A VCF quer ajudar pelo menos 60 produtores de gado a elaborarem os pedidos que têm de ser feitos para o Governo permitir que alimentem aves necrófagas em locais específicos das suas propriedades pecuárias, ou então “fora de campo vedado”, como refere a DGAV.

“Tendo em conta a necessidade de evitar a redução drástica na disponibilidade alimentar das aves necrófagas, deve ser assegurada a disponibilidade de cadáveres e subprodutos animais fora dos campos de alimentação vedados. Esta abordagem destina-se a garantir um menor grau de artificialidade no sistema de alimentação daquelas aves, aproximando a disponibilização de cadáveres provenientes das explorações pecuárias extensivas e zonas de caça da zona de ocorrência regular de abutres em Portugal”, explicava o Governo em 2019, no despacho em que aprovava o Plano de Acção para a Conservação das Aves Necrófagas.
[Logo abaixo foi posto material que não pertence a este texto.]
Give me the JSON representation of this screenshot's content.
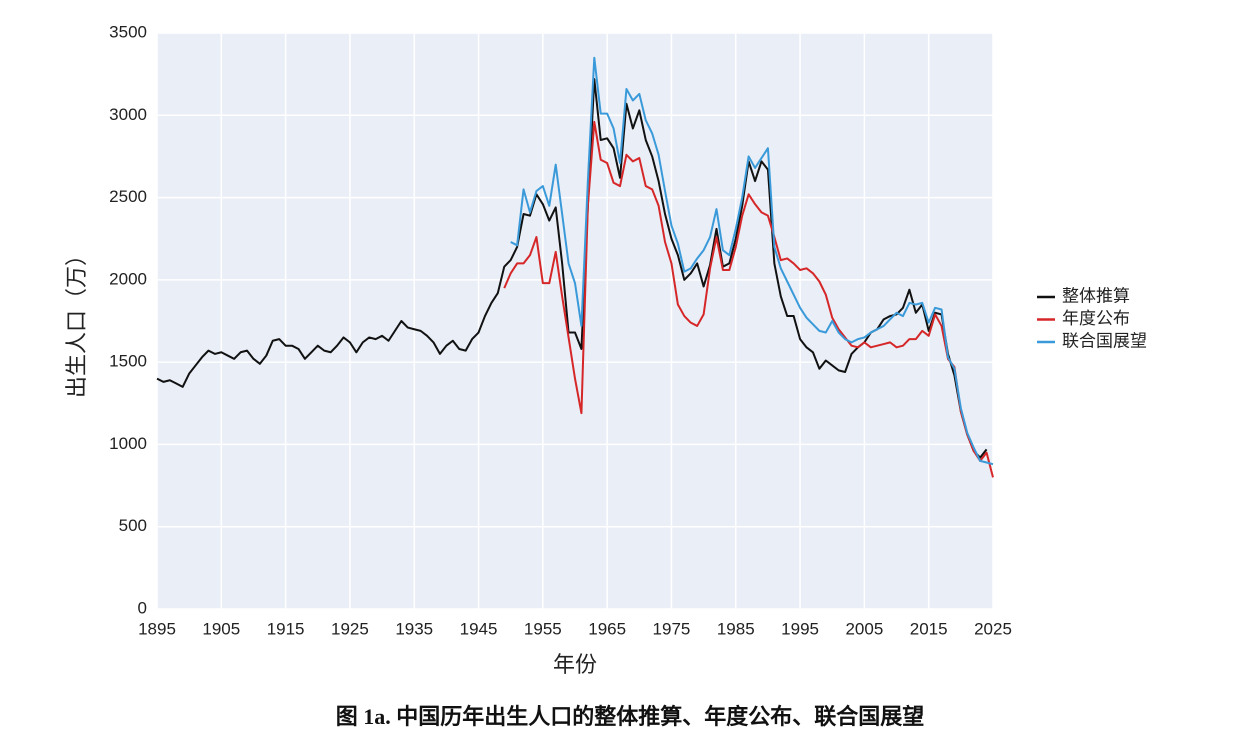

A nível nacional, o abutre-preto encontra-se criticamente ameaçado. “Chegou a estar localmente extinto no século XX, mas nos últimos anos aconteceu uma ‘recolonização’ natural”, contextualiza o director da VCF, que, reflectindo sobre o ​LIFE Aegypius return, fala de um projecto “​ambicioso”​.

“Vamos trabalhar numa zona geográfica que abrange toda a raia portuguesa. É um projecto complexo: mete caça, agricultura, criação de gado, incêndios... É um projecto multissectorial e ambicioso”, diz.

Ao duplicar a população reprodutora de 40 para 80 casais, o​ LIFE Aegypius return espera “levar a uma melhoria do estatuto de conservação do abutre-preto em Portugal, passando de ‘criticamente em perigo’ para ‘em perigo’ até ao final de 2027”, nota a LPN.

O projecto conta com um orçamento de 3,6 milhões de euros, sendo que três quartos deste dinheiro deverão vir do Programa LIFE 2021-2027, da União Europeia. Os vários parceiros, além dos já mencionados, incluem também a organização ambiental Palombar, a Sociedade Portuguesa para o Estudo das Aves (SPEA), a Associação Transumância e Natureza (ATN) e a Fundación Naturaleza y Hombre, uma organização não-governamental espanhola.